I Just experienced this same problem and couldn't find any offending code in my tex file. It turns out that the offending text was actually in a citation I had just added to BibText, which I was importing using the biblatex package. There must have been some sort of strange character in the abstract that was included when I exported the citation from PubMed. I removed the entire abstract (since it wasn't going to be displayed in the references anyway), deleted the temp files, and rebuilt my PDF without error.

I find it much faster to kill compilation and simply delete the last line of the corrupted .aux file where the truncated buffer write results in incomplete/illegal TeX, particularly when working with large documents and/or debugging persistent/recurring .aux corruption.
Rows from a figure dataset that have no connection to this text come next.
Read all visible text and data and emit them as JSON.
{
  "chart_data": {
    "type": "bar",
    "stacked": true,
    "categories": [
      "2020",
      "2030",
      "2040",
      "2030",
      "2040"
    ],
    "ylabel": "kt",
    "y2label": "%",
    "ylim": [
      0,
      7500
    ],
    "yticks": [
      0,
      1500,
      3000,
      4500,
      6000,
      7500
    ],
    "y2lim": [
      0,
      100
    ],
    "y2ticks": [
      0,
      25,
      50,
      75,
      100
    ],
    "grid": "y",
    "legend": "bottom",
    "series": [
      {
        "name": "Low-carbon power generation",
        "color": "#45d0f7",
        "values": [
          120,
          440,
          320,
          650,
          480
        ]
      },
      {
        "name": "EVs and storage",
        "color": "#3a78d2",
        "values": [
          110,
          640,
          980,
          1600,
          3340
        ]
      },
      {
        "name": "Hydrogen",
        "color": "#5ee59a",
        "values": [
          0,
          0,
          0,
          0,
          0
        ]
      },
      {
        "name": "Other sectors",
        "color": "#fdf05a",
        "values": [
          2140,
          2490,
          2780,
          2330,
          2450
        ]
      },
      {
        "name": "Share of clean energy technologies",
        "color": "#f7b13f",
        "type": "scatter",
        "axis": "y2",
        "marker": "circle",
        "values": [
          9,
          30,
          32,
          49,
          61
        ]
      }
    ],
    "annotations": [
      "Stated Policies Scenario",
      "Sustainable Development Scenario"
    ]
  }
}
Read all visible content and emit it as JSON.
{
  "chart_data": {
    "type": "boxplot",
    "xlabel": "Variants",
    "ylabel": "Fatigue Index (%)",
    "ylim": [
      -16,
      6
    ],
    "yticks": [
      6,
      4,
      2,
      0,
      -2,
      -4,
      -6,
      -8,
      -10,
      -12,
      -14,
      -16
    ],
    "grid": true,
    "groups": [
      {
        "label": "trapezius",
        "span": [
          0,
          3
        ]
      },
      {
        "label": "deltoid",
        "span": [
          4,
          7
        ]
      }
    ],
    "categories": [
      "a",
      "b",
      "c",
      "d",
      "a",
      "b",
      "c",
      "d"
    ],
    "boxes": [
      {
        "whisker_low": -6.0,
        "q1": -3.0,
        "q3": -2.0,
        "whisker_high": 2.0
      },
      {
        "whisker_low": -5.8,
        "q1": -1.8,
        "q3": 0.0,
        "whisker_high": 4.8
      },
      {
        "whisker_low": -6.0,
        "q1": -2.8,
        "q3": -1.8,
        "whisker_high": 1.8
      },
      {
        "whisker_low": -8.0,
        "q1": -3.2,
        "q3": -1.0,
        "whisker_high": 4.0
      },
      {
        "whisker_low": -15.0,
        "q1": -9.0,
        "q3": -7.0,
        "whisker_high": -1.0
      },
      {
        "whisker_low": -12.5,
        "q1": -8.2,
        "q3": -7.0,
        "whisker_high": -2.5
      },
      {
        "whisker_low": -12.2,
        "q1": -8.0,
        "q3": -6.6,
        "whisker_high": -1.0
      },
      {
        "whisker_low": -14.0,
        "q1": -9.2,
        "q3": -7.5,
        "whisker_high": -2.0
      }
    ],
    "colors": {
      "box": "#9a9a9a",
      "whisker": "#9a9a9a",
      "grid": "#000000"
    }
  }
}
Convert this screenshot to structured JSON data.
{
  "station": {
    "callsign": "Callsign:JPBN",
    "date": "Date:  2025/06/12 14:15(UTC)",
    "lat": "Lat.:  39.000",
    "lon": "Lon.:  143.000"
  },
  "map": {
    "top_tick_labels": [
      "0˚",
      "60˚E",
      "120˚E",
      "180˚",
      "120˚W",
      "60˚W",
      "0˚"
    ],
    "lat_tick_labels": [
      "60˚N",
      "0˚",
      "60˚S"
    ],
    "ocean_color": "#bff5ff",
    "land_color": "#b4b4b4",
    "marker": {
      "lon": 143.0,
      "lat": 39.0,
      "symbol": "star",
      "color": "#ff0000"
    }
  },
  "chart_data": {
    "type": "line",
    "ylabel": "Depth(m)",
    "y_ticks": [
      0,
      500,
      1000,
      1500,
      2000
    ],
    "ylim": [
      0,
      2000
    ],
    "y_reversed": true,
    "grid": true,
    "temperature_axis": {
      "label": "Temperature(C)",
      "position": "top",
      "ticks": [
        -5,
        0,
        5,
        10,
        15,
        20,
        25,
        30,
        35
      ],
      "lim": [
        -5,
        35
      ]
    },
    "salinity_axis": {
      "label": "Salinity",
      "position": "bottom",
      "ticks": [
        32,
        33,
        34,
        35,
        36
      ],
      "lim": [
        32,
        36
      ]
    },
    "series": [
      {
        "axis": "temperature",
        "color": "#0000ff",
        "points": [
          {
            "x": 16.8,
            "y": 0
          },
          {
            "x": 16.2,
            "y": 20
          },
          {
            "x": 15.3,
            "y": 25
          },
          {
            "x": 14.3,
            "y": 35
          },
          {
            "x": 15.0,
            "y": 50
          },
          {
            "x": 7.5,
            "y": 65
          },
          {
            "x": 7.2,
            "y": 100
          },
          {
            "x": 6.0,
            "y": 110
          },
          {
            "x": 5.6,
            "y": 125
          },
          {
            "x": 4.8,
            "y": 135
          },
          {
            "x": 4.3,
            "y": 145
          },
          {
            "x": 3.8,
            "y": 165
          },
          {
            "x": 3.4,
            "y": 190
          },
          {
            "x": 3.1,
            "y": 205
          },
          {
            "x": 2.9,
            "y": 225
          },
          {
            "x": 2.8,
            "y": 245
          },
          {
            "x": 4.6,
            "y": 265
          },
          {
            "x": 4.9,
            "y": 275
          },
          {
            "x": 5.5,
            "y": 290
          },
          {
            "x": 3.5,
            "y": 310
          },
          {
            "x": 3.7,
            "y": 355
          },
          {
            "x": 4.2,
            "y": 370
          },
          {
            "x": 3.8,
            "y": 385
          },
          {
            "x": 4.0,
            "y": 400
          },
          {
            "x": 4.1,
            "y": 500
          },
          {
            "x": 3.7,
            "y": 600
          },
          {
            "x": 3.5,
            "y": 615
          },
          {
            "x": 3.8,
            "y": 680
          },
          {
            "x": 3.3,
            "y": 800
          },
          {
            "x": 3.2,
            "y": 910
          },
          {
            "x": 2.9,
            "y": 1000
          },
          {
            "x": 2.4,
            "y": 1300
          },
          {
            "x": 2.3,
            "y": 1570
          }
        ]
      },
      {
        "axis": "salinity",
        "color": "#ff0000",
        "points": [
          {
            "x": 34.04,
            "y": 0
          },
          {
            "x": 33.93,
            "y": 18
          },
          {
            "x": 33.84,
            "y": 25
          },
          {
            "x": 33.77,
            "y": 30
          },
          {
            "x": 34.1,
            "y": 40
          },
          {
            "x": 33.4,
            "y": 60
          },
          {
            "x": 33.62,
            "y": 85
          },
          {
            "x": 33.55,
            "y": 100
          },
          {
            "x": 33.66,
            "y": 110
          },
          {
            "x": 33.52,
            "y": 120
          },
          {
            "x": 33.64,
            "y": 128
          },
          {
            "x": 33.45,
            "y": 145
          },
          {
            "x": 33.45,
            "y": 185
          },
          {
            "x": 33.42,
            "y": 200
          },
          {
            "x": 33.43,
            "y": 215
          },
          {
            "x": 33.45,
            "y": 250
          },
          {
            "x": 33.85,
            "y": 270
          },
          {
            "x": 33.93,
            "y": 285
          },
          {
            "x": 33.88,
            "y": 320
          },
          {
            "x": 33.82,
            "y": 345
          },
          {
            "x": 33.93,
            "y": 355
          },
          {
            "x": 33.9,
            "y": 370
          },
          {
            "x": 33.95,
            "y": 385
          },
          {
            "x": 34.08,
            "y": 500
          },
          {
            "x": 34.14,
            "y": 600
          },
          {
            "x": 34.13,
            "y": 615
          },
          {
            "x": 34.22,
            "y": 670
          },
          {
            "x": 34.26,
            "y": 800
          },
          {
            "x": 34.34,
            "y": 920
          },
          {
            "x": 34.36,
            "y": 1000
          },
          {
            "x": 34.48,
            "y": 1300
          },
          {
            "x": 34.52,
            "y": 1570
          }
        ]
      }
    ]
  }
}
This way you can retain the valid portion of the .aux file and don't have to wait for compilation to finish.

In most editors it only takes a few keystrokes to switch focus to the .aux file, skip to the end, and delete the last line, so this can be done quite quickly.

If you prefer to force compilation to finish so all buffered \write's are flushed and the .aux isn't corrupted, you can instruct the compiler to proceed through errors without pausing for user input with the -interaction=nonstopmode option, that way you don't have to keystroke past each of them.

Since the problem is .aux file is damaged, you should let your editor know that you want it compile from scratch each time. For example, in case of using Texify if you use Winedt editor (which is unfortunately not free), this is how you would do it: go to Options->Execution Modes->Texify and then mark "Clean Build". I had the same problem and this solved it.

The same issue I had when working with my thesis. Be careful with the references which you might use from google scholar or some comprehensive files which are probably have different format than your bib package support. Making correct references might solve your problem as I solved it by correcting references.

I just ran into the same problem out of blue. All a sudden, it can't run.

At the end, I copied the whole text into a new file and save it, and it works again!